Two Years Ago: Quinoa Stuffed Peppers
I recently gave myself a challenge to make spinach and ricotta cannelloni from scratch. I didn't go full-on crazy since I bought fresh pasta sheets from the store, but I did decide to make my own ricotta and grate my own Parmigiano-Reggiano and cook the spinach from fresh. Although the project took a few hours, it was fun and the results were spectacular. I'll post that recipe soon.
In the meantime, the fresh ricotta was such a revelation that I wanted to post it right away. I've never been a big ricotta fan because I've only used supermarket brands that are typically chalky and watery. Fresh homemade ricotta, in contrast, is very creamy and rich and as moist (or dry) as you want to make it. For example, if you want to use it as a spread on crostini, you might want to keep it more moist. For my cannelloni, I wanted it a little on the dry side so the filling didn't leak as the pasta baked.
It's incredibly easy to make - just heat some milk and cream with a little salt, add some lemon juice to curdle it, and strain it until it reaches your desired consistency, then refrigerate until ready to use. (You can make it a few hours or days in advance of the actual recipe where you want to use it.) Some recipes call for using vinegar to curdle the mixture, but the lemon juice really adds a nice subtle note - just be sure to use fresh lemon juice, not bottled. One note of caution - I've read comments that ultra-pasteurized organic milk will not curdle although I haven't tried it, so you might want to use milk that's not ultra-pasteurized.
Fresh ricotta has many uses, from appetizers to ravioli to lasagna. It's a way to up your game that will impress people no end, and no one needs to know how easy it is. I'll never buy ricotta again.
Fresh Homemade Ricotta
Yield: 1 1/2 - 2 cups (approximately 11 ounces)
3 cups whole milk
1 cup of heavy cream
1/2 teaspoon kosher salt or sea salt
3 tablespoons fresh lemon juice or white vinegar (lemon juice is preferred for flavor, but vinegar can be used as long as it is a neutral, white vinegar)
3 large squares cheesecloth
Prepare either a fine-holed colander or a fine-mesh strainer by lining it with the layers of cheesecloth and placing it in a larger bowl. Set aside.

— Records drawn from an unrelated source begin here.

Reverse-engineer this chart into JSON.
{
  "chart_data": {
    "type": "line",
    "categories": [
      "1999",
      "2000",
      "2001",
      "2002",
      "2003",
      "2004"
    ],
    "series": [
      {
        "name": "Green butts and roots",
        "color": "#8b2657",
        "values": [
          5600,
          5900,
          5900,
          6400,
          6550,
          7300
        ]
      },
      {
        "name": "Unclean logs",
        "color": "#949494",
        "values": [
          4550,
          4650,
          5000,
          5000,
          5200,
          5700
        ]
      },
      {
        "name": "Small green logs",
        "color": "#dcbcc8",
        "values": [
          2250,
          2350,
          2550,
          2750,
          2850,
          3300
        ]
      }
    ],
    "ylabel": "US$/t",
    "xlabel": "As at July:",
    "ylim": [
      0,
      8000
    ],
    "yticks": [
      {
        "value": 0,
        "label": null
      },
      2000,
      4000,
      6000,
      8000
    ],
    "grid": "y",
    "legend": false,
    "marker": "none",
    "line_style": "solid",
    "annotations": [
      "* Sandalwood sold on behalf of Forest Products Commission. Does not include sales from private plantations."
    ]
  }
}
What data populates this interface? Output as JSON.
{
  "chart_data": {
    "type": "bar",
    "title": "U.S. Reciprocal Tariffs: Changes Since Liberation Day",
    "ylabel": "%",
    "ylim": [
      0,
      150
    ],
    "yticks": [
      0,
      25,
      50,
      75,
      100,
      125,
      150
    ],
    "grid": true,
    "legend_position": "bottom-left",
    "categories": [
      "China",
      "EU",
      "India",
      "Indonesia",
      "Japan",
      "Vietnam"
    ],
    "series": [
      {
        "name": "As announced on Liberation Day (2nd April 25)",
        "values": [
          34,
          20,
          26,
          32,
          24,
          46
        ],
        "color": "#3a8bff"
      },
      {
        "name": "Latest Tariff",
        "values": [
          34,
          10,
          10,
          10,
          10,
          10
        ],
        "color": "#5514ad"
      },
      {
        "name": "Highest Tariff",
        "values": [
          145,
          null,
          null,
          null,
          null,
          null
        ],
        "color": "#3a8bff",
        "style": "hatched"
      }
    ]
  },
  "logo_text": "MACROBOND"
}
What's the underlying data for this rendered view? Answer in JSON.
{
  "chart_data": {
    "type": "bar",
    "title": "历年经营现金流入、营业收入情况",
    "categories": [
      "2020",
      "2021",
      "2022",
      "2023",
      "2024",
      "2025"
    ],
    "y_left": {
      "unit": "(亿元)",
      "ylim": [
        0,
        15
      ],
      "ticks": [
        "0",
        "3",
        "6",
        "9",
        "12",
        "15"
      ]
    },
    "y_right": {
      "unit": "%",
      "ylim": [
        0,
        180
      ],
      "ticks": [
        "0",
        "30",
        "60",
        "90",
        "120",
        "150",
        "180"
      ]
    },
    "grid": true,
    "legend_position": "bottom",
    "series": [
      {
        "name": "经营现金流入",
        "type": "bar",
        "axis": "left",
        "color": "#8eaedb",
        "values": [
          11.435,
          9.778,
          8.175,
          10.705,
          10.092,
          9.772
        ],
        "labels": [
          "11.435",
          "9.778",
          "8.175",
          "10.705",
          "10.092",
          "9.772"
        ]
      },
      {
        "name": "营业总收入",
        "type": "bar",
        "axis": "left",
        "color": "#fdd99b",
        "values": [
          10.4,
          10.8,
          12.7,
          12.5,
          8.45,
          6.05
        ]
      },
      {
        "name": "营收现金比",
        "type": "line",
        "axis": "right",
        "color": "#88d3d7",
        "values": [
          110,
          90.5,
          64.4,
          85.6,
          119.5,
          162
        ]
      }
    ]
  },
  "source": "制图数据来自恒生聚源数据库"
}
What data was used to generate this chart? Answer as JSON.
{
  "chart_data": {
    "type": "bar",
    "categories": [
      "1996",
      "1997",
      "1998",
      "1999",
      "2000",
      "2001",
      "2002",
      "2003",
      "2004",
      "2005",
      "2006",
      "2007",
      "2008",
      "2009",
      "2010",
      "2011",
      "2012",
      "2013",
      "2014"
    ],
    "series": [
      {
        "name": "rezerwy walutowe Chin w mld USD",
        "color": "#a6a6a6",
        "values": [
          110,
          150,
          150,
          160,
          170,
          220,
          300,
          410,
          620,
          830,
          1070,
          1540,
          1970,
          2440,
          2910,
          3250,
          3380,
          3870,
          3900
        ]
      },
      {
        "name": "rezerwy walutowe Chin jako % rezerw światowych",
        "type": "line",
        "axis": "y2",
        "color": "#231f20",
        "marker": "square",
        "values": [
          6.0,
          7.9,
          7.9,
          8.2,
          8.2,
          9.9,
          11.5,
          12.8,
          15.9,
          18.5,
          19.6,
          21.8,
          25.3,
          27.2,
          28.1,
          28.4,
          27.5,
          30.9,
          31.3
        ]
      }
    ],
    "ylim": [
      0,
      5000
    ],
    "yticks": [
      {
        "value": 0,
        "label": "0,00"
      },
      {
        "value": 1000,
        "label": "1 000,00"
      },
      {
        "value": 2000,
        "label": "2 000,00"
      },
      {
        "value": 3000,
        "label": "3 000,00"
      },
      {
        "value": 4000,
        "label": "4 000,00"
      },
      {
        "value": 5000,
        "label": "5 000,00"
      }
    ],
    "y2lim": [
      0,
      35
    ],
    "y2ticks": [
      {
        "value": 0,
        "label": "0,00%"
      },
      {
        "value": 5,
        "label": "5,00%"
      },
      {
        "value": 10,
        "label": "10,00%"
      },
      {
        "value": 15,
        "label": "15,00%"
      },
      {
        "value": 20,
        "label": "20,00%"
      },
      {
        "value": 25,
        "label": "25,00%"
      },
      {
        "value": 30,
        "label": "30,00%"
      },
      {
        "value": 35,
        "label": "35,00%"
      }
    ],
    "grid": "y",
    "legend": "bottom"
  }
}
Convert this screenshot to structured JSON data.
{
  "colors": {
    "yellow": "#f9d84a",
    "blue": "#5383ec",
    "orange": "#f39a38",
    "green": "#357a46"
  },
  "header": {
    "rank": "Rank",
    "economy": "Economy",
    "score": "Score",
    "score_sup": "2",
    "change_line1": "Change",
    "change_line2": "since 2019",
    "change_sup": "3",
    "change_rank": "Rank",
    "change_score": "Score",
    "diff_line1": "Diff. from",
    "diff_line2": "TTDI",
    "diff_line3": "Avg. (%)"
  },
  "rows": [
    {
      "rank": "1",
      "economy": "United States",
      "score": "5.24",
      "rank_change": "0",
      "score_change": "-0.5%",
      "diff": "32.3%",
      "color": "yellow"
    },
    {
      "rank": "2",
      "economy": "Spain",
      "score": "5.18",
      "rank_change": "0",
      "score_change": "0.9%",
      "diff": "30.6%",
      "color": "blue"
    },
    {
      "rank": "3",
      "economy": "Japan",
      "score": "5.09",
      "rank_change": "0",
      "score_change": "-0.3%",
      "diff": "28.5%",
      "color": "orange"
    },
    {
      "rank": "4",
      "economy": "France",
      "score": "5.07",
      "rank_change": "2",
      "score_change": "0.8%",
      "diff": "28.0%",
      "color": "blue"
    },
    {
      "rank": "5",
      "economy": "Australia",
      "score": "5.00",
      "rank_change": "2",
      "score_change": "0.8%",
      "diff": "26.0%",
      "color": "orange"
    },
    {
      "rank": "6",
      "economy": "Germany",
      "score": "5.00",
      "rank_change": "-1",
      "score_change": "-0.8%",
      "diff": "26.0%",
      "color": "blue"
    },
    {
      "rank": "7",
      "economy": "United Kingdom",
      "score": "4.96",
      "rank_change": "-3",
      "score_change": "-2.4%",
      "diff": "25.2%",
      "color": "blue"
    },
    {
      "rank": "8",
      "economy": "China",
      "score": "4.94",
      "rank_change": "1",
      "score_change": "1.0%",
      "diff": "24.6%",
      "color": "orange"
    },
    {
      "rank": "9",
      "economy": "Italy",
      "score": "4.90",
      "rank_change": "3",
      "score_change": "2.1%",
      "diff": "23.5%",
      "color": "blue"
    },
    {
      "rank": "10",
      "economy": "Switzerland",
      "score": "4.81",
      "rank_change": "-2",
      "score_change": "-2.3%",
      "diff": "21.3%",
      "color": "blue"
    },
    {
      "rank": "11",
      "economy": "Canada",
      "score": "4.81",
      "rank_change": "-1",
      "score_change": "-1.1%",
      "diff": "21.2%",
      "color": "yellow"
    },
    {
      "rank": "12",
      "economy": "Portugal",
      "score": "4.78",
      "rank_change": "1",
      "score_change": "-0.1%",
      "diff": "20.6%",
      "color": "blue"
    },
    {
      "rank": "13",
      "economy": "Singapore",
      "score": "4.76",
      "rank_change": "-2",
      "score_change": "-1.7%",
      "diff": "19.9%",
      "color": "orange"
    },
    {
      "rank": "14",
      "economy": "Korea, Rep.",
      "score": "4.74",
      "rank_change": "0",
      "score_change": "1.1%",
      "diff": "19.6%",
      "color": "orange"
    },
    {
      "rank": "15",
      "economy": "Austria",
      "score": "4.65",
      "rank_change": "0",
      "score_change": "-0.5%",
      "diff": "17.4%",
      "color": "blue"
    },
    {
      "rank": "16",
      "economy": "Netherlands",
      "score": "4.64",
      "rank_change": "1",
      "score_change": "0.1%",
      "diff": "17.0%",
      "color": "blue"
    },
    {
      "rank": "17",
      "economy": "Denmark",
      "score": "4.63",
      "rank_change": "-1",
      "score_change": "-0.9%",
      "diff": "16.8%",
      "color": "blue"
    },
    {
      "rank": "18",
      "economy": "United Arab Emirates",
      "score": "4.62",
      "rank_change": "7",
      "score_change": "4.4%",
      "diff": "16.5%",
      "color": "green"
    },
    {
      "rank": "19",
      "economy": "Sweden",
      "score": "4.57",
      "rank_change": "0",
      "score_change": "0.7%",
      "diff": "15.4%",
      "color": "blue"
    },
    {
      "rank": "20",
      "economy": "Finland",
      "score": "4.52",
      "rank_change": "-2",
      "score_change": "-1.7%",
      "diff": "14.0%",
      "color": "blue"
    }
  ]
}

In a medium, heavy-bottomed saucepan, heat the milk, cream, and salt over medium heat just until it reaches 190 degrees Fahrenheit, stirring occasionally to prevent sticking or burning. Remove the pot from the heat and pour in the acid (lemon juice or vinegar). Stir with a wooden spoon to incorporate the acid well. Curds will start to form immediately. Let the mixture sit for about 5 minutes, undisturbed, and then pour it into the prepared cheesecloth-lined colander or strainer.
Let it sit, undisturbed, for anywhere from half an hour (for a wetter, thinner consistency) to 2 hours (for thicker, creamier, dryer ricotta). It depends on your preference and how you intend to use it. Check the ricotta periodically to determine whether it has reached your desired consistency and to drain the bowl if the liquid is getting close to the bottom of the cheesecloth. As soon as the bowl is cool enough you can transfer it to the refrigerator to finish straining there.
When the ricotta is to your liking, scrape it into an airtight covered container and refrigerate for up to several days.